Jusqu’à présent Jack O’Connell jouait les petits criminels : le skinhead de This is England, le cruel chef de bande d’Eden Lake, la tête brûlée de Skins, le délinquant endurci des Poings contre les murs… Dernièrement, il préfère les héros, face à l’IRA dans ’71 et aux Japonais de la Deuxième Guerre mondiale dans Unbroken.
D’où vient votre surnom « Jack the lad », « Jack la fripouille » ?
J’ai passé le plus clair de ma jeunesse à véhiculer une image de dur. C’était un prérequis là d’où je viens [Derby, en Angleterre]. J’ai donc une bonne idée de ce qu’est la bravade mais aussi du sentiment d’être un moins que rien et une ordure. Le théâtre a été ma porte de sortie. A l’école, c’était un cours obligatoire et gratuit. Je ne pouvais m’offrir une école de théâtre. Mon père était cheminot, ce qui me permettait d’aller aux auditions sans payer le train. J’en suis là aujourd’hui grâce à un faisceau de coïncidences. C’est là où Dieu intervient. (Il fait une pause) Ou un heureux hasard.
Pourquoi interprétez-vous autant de mauvais garçons à l’écran ?
Je récolte ce que j’ai semé. J’ai toujours été limité dans les personnages qu’on me proposait car je devais utiliser à mon avantage ce que les directeurs de casting attendaient de moi. J’ai donc commencé par jouer des jeunes en colère et violents. Mais j’étais différent des autres jeunes acteurs britanniques car pendant qu’ils apprenaient l’art dramatique dans une école, j’apprenais la vie et ça se sent dans mon travail. A 23 ans, j’ai le sentiment d’avoir vu ce que la vie a de mieux à offrir mais aussi ce qu’elle a de pire. Je me sens très mature. (Il pouffe de rire) Je suppose.
Angelina Jolie vous a choisi pour jouer Louis Zamperini, le champion olympique prisonnier des Japonais pendant la Deuxième Guerre mondiale dans Unbroken. Un homme à mille lieues de vous.

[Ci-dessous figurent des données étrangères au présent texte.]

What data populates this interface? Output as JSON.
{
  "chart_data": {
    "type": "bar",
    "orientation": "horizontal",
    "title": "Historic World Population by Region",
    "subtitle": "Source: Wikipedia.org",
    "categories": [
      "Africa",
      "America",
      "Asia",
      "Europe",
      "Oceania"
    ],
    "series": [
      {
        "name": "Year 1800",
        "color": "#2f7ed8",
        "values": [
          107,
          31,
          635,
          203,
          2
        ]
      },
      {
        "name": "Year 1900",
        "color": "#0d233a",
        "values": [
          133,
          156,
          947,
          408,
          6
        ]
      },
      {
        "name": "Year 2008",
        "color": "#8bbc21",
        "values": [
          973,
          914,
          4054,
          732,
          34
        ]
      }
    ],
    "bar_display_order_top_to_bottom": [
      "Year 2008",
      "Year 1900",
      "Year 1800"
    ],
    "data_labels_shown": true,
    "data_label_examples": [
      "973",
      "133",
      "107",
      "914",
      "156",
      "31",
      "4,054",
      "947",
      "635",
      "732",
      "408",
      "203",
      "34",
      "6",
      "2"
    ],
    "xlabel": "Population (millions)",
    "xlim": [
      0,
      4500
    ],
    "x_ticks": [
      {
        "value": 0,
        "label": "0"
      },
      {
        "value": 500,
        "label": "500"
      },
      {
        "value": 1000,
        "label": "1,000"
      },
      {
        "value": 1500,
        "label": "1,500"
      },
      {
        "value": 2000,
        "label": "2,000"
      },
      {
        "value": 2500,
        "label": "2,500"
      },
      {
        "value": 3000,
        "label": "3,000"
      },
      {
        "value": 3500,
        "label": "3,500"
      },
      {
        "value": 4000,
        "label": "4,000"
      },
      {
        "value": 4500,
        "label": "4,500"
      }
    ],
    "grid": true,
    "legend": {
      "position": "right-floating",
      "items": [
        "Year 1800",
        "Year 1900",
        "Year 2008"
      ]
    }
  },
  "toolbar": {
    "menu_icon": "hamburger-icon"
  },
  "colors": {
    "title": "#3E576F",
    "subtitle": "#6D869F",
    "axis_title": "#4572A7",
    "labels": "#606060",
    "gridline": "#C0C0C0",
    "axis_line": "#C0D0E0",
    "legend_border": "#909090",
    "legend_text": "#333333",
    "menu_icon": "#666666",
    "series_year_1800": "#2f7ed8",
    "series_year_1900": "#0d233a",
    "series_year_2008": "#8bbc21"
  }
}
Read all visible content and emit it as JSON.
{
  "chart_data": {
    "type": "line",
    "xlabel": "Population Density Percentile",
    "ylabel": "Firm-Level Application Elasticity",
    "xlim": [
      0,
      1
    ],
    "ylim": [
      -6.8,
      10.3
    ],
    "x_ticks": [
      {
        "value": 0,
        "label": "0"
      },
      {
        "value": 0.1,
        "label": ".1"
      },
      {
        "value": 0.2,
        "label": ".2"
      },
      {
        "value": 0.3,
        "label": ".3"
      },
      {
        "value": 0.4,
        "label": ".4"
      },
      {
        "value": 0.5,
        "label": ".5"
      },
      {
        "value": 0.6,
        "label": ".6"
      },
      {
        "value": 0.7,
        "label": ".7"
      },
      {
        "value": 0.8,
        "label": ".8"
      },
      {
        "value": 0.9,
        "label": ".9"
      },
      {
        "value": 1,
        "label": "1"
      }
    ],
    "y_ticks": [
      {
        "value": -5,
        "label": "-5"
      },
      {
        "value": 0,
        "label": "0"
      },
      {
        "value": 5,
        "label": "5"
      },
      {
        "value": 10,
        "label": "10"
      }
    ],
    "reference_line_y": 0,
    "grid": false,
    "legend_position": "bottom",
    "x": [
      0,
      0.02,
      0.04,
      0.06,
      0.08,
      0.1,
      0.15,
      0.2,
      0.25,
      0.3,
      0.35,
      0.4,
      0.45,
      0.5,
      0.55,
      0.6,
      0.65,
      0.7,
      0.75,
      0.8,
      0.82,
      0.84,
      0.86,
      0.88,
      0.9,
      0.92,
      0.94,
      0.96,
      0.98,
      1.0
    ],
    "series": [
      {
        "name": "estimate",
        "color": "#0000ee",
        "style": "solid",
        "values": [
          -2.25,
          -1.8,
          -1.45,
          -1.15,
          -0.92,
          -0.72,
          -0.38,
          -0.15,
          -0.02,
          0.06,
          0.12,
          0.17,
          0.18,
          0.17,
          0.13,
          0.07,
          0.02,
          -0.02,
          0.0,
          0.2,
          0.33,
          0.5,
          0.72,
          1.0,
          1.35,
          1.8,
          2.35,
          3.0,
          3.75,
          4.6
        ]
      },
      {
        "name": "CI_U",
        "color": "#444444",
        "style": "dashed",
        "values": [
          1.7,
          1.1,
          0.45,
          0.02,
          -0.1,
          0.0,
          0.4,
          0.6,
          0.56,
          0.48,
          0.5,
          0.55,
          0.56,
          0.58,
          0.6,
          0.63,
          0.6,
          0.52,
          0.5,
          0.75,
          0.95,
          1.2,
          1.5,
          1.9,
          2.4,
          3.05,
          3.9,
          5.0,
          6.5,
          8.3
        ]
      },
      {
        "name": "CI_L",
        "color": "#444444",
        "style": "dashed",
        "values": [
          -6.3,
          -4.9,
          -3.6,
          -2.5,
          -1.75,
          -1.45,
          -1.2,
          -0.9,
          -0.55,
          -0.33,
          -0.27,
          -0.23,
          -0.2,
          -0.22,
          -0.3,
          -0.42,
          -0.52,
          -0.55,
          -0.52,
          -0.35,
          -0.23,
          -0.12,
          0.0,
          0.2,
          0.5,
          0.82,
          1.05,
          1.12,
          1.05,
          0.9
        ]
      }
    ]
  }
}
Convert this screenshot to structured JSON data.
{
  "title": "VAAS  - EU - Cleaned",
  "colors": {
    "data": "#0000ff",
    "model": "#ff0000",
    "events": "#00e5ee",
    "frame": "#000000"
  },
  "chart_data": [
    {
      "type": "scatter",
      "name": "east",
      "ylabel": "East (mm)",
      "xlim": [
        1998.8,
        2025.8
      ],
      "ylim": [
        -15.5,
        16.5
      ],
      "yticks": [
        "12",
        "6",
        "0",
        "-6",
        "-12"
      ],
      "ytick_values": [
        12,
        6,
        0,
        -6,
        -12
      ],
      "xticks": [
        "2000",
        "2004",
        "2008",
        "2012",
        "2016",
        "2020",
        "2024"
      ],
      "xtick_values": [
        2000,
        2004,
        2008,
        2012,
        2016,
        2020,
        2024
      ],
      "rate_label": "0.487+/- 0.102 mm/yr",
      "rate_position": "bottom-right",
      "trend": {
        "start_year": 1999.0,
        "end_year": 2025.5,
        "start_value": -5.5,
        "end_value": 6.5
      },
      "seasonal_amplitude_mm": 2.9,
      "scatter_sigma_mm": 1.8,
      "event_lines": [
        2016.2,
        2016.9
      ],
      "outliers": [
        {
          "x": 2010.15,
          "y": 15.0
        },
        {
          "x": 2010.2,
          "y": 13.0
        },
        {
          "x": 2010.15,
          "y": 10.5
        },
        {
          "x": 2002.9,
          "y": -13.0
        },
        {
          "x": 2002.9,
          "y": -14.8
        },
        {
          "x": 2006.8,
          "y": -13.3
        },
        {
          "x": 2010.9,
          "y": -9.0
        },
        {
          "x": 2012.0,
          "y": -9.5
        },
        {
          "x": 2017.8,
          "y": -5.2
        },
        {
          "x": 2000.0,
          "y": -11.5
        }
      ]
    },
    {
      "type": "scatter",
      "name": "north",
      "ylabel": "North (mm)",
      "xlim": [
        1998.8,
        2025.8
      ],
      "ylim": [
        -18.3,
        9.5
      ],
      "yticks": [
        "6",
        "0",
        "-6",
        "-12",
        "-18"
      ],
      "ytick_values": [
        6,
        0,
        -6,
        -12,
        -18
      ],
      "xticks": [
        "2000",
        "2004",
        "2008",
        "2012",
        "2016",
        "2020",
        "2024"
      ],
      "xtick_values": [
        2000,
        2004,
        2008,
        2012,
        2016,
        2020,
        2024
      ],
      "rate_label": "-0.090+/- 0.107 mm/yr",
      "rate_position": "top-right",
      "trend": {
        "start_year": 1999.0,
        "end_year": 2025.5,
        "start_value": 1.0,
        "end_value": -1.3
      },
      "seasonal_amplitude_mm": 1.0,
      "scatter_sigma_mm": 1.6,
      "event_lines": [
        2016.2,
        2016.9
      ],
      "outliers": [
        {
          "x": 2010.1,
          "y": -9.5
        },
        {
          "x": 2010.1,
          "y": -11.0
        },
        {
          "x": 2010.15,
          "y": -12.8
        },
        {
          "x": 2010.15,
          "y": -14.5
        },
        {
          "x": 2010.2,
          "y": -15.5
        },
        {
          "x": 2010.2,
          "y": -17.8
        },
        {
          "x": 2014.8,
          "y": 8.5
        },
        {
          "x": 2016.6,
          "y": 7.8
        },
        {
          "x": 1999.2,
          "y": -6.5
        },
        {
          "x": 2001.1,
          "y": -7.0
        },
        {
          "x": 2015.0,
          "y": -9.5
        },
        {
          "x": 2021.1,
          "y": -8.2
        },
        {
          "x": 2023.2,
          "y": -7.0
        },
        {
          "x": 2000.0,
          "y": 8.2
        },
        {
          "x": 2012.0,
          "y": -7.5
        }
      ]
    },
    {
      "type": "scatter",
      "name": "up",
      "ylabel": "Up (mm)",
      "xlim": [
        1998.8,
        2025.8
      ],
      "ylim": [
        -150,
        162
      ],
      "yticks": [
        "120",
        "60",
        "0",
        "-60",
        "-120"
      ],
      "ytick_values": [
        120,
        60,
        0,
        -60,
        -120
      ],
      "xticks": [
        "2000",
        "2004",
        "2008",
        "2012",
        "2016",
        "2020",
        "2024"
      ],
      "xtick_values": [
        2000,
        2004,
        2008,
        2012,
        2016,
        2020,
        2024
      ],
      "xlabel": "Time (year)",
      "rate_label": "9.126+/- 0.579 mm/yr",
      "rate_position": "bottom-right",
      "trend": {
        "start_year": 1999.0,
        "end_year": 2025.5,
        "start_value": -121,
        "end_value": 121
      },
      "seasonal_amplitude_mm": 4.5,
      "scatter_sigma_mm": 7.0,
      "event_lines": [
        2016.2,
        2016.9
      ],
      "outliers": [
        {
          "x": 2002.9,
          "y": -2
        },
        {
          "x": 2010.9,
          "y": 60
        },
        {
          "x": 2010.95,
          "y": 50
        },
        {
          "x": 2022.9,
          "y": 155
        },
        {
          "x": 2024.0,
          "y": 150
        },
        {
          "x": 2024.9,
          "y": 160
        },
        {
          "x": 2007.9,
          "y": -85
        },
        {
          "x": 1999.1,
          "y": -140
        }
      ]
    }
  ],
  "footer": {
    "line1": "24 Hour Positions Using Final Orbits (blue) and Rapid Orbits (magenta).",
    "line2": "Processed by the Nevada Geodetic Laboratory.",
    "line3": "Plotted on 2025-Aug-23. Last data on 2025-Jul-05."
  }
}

Angelina ne serait pas d’accord avec moi mais je ne suis pas Louis. Elle a vu des similarités entre nous deux mais il est d’une autre époque. Pour le jouer, j’ai adopté une autre façon de bouger et de parler. (Il réfléchit) Incarner un personnage qui existe réellement entraîne une telle responsabilité. C’est intimidant et la peur d’échouer me rend malade. Mais c’est aussi motivant. Je suis fier de ma filmographie. La seule chose que j’aimerais améliorer est sa diversité. Les gens qui me connaissent savent que j’en suis capable. J’aime prendre des risques et je sais où je veux aller maintenant. Je m’implique toujours à 100% dans tous les projets. Je crois au dur labeur. Mon père a rarement pris un jour de congé dans sa vie. Il est décédé en 2009. Il est mon inspiration. Je regrette qu’il ne puisse pas voir où j’en suis aujourd’hui.
La famille est-elle très importante pour vous ?
Je ne fais pas ce métier pour la célébrité mais pour que ma mère et ma sœur aient une belle vie. Et éventuellement moi aussi. Si j’atteins ce but, ce sera une récompense plus belle que toute la gloire du monde.